Adrianne once said they came together because each had something the other needed: “I needed someone to believe all my stories were true. And he needed someone whose imagination could drag him out from where he was.”
Walsh conveys this as well as she can without losing sight of any part of it; watching Adrianne & The Castle feels like seeing an entire galaxy through a telescope.
‘You feel kind of dizzy in there, and it is too much for one pass-through,’ she said. ‘I was really inspired by Last Year at Marienbad. In that film you’re always disoriented. I wanted it to feel like you never knew where it began or ended, like you couldn’t get a grip on the space. That was very intentional. If you know your way around, we failed.’ The same could be said of Adrianne, which Walsh agrees is also intentional; there are hints of a fractured personality, but we’re somewhat lost without a larger attempt to psychologize this extraordinary person which is what you might otherwise expect from a documentary portrait.

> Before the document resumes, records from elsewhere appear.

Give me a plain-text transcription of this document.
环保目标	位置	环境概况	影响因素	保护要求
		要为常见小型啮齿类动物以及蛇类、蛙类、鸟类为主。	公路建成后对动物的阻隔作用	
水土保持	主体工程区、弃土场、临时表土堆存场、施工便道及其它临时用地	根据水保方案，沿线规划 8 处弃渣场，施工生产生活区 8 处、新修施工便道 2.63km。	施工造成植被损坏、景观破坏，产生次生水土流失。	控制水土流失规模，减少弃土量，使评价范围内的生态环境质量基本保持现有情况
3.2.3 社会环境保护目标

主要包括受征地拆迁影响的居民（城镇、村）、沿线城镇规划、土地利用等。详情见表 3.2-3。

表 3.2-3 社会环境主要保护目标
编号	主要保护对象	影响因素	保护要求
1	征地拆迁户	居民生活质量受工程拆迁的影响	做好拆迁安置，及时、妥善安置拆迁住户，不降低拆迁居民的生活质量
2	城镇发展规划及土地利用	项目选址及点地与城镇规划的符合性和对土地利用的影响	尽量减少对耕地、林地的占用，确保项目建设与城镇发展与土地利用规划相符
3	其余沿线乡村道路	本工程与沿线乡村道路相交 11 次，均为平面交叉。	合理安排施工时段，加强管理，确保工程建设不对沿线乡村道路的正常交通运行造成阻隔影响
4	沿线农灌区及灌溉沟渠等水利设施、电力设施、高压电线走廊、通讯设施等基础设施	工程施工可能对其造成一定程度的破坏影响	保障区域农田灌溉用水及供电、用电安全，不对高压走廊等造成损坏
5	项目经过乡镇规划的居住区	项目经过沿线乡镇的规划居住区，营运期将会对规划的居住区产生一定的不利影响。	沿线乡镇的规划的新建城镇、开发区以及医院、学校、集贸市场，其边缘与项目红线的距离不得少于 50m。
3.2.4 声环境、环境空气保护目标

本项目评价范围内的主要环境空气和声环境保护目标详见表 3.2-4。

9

‘There was a sense that Adrianne was always with us and opening some doors for us and keeping some doors closed. Laurel and I really took that seriously through the writing and through the research, really trying to tune in to whatever that was,’ says Walsh. ‘Early on I thought we should really figure it out, but Adrianne and Alan’s motto is “Reality is for those who lack imagination”, and if we open every door to see what’s behind it something felt almost disrespectful about that to me.’
It’s probably fair to say that Walsh did not finish Adrianne & the Castle with the straightforward film she first imagined when Illinois native Sprengelmeyer first introduced her to Alan St. George and Havencrest in 2017, whatever enchantment gripped her at first, their bond deepened when she lost her father during production in 2021, when shooting at Havencrest commenced, Walsh was visited by Adrianne and her father in a dream that she describes as ‘also not a dream’. Ultimately with its swooning style, gleeful excesses, fanciful musical sequences Adrianne & the Castle might be an extension of Havencrest itself.
‘People say this is not a political film like my other films,’ said Walsh, who was last seen at DOXA in 2021 with her vicious critique of the ‘platform economy’, The Gig Is Up. ‘But to me it really is. It came at a moment when I felt this kind of healing is exactly where we need to be, to understand the power of love and the creation of the worlds we want to live in, and processing grief to be here for that stuff and not just the rage, not just the disappointment or disillusionment or pessimism about where we are. I felt like I needed it anyway. And Alan really brought it. I think it’s a really special film.’